The report from The Times of 8th January is interesting
in that it refers to "a celebrated case at the London Guildhall in the
early 1950s which ensured Richard Upwitch and Thomas Groffin a place in the annals of legal history". Of
course, anyone familiar with the works of Charles Dickens will realise that Upwitch and Groffin are actually
fictional talesmen in the pages of Pickwick
Papers - but they were referred to in an April 1958 article
in The Cambridge Law Journal (which
relates to a case at Brighton Quarter Sessions when 12 bystanders had been
chosen, the jurors originally summoned having been mistakenly sent home). It's
possible that injudicious editing of the article in The Times led to confusion between the cases of Bardell v. Pickwick and Regina v.Solomon,
but surprisingly it doesn’t seem to have spurred a Letter to the Editor.
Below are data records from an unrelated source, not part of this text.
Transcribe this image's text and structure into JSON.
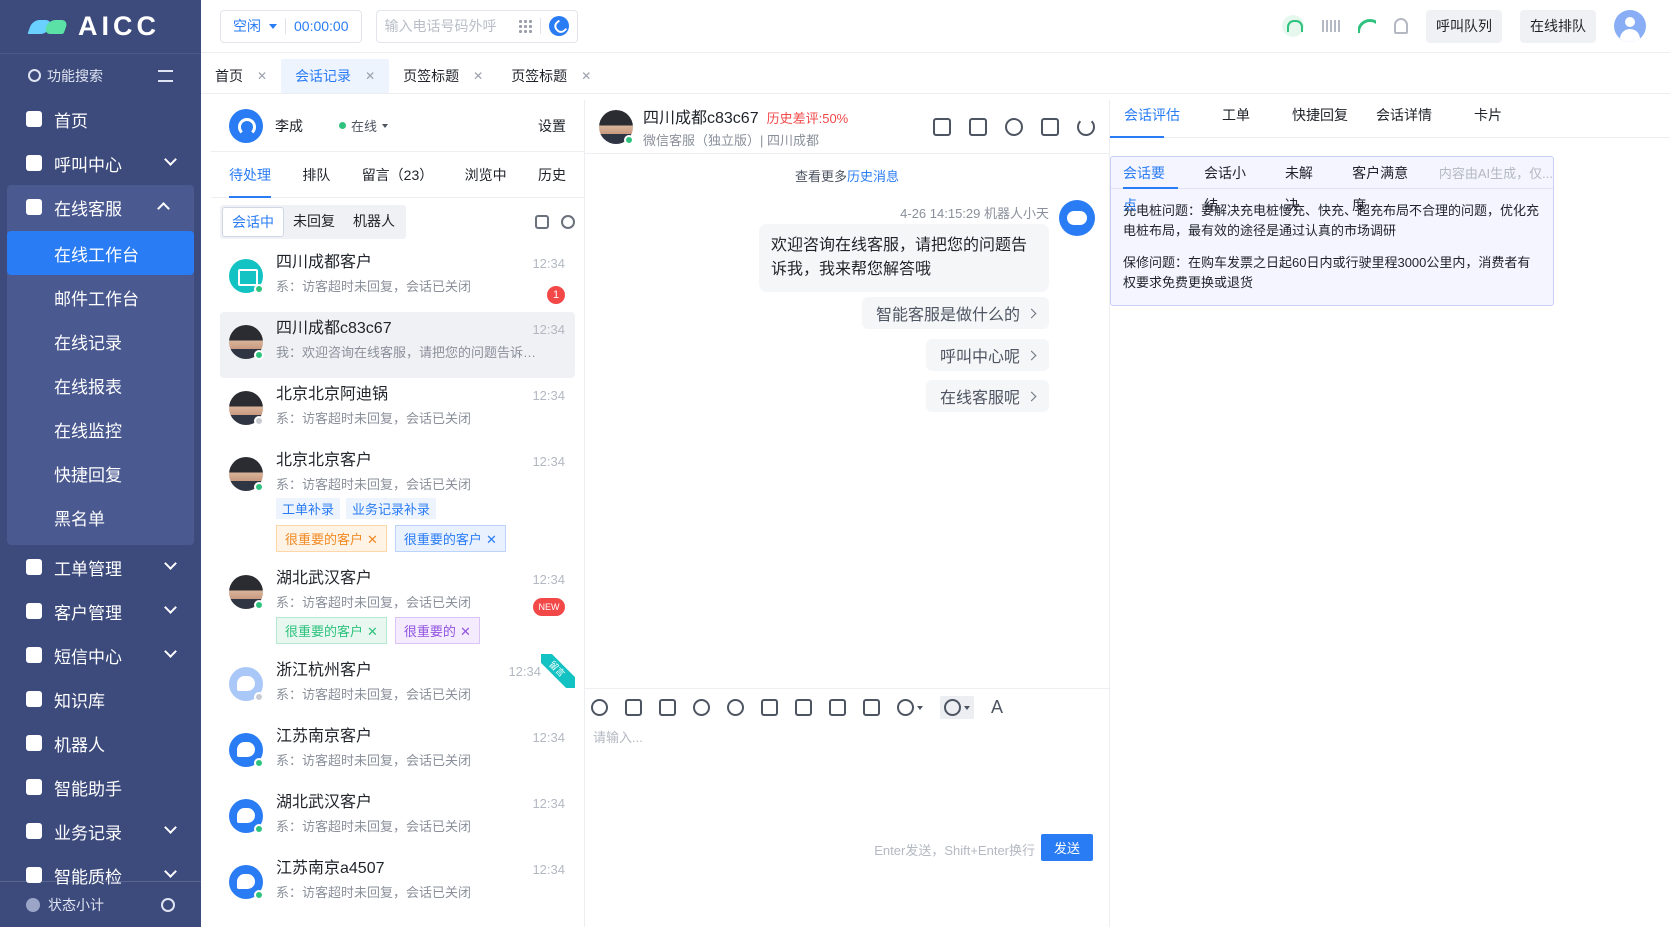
{
  "app": {
    "logo_text": "AICC",
    "accent": "#2a7cf4",
    "sidebar_bg": "#3c4a7c"
  },
  "sidebar": {
    "search_label": "功能搜索",
    "items": [
      {
        "label": "首页",
        "icon": "home-icon"
      },
      {
        "label": "呼叫中心",
        "icon": "phone-icon",
        "expandable": true
      },
      {
        "label": "在线客服",
        "icon": "chat-icon",
        "expandable": true,
        "open": true
      },
      {
        "label": "工单管理",
        "icon": "ticket-icon",
        "expandable": true
      },
      {
        "label": "客户管理",
        "icon": "customer-icon",
        "expandable": true
      },
      {
        "label": "短信中心",
        "icon": "sms-icon",
        "expandable": true
      },
      {
        "label": "知识库",
        "icon": "knowledge-icon"
      },
      {
        "label": "机器人",
        "icon": "robot-icon"
      },
      {
        "label": "智能助手",
        "icon": "assistant-icon"
      },
      {
        "label": "业务记录",
        "icon": "record-icon",
        "expandable": true
      },
      {
        "label": "智能质检",
        "icon": "quality-icon",
        "expandable": true
      }
    ],
    "sub_items": [
      "在线工作台",
      "邮件工作台",
      "在线记录",
      "在线报表",
      "在线监控",
      "快捷回复",
      "黑名单"
    ],
    "footer_label": "状态小计"
  },
  "topbar": {
    "status": "空闲",
    "timer": "00:00:00",
    "dial_placeholder": "输入电话号码外呼",
    "call_queue_btn": "呼叫队列",
    "online_queue_btn": "在线排队"
  },
  "page_tabs": [
    {
      "label": "首页",
      "active": false
    },
    {
      "label": "会话记录",
      "active": true
    },
    {
      "label": "页签标题",
      "active": false
    },
    {
      "label": "页签标题",
      "active": false
    }
  ],
  "list": {
    "agent_name": "李成",
    "agent_status": "在线",
    "settings": "设置",
    "tabs": [
      "待处理",
      "排队",
      "留言（23）",
      "浏览中",
      "历史"
    ],
    "filters": [
      "会话中",
      "未回复",
      "机器人"
    ],
    "conversations": [
      {
        "name": "四川成都客户",
        "msg": "系：访客超时未回复，会话已关闭",
        "time": "12:34",
        "badge": "1"
      },
      {
        "name": "四川成都c83c67",
        "msg": "我：欢迎咨询在线客服，请把您的问题告诉我，我来帮您解答哦",
        "time": "12:34"
      },
      {
        "name": "北京北京阿迪锅",
        "msg": "系：访客超时未回复，会话已关闭",
        "time": "12:34"
      },
      {
        "name": "北京北京客户",
        "msg": "系：访客超时未回复，会话已关闭",
        "time": "12:34",
        "links": [
          "工单补录",
          "业务记录补录"
        ],
        "tags": [
          "很重要的客户",
          "很重要的客户"
        ]
      },
      {
        "name": "湖北武汉客户",
        "msg": "系：访客超时未回复，会话已关闭",
        "time": "12:34",
        "badge": "NEW",
        "tags": [
          "很重要的客户",
          "很重要的"
        ]
      },
      {
        "name": "浙江杭州客户",
        "msg": "系：访客超时未回复，会话已关闭",
        "time": "12:34",
        "ribbon": "留言"
      },
      {
        "name": "江苏南京客户",
        "msg": "系：访客超时未回复，会话已关闭",
        "time": "12:34"
      },
      {
        "name": "湖北武汉客户",
        "msg": "系：访客超时未回复，会话已关闭",
        "time": "12:34"
      },
      {
        "name": "江苏南京a4507",
        "msg": "系：访客超时未回复，会话已关闭",
        "time": "12:34"
      }
    ]
  },
  "chat": {
    "name": "四川成都c83c67",
    "history_rating": "历史差评:50%",
    "sub": "微信客服（独立版）| 四川成都",
    "more_history_prefix": "查看更多",
    "more_history_link": "历史消息",
    "meta": "4-26 14:15:29 机器人小天",
    "bubble": "欢迎咨询在线客服，请把您的问题告诉我，我来帮您解答哦",
    "quick_replies": [
      "智能客服是做什么的",
      "呼叫中心呢",
      "在线客服呢"
    ],
    "input_placeholder": "请输入...",
    "send_hint": "Enter发送，Shift+Enter换行",
    "send_btn": "发送"
  },
  "right": {
    "tabs": [
      "会话评估",
      "工单",
      "快捷回复",
      "会话详情",
      "卡片"
    ],
    "ai_tabs": [
      "会话要点",
      "会话小结",
      "未解决",
      "客户满意度"
    ],
    "ai_note": "内容由AI生成，仅...",
    "points": [
      "充电桩问题：要解决充电桩慢充、快充、超充布局不合理的问题，优化充电桩布局，最有效的途径是通过认真的市场调研",
      "保修问题：在购车发票之日起60日内或行驶里程3000公里内，消费者有权要求免费更换或退货"
    ]
  }
}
By the way, the word tales in this context is mediaeval
Latin, the plural of 'talis' meaning 'such' - the
full legal phrase is tales de circumstantibus, or 'such men amongst the bystanders'.
Marriage
witnesses: correction
In the last newsletter I
stated, incorrectly, that to be a marriage witness you have
to be 16 years-old, information I took from the Citizens Advice website
- foolishly assuming that they would have got it right. It was very quickly
pointed out to me by professional genealogist, speaker, and writer Anthony Marr
- a former deputy registrar - that there is no fixed lower limit. However,
anyone acting as a witness needs to understand what is taking place, and be able to testify to what they have seen and
heard, should it be necessary.
New death
indexes for 2007-16 are not complete
One of the challenges for
those of us trying to find living cousins has been the lack of online death
indexes for the period after the GRO stopped selling copies of the birth.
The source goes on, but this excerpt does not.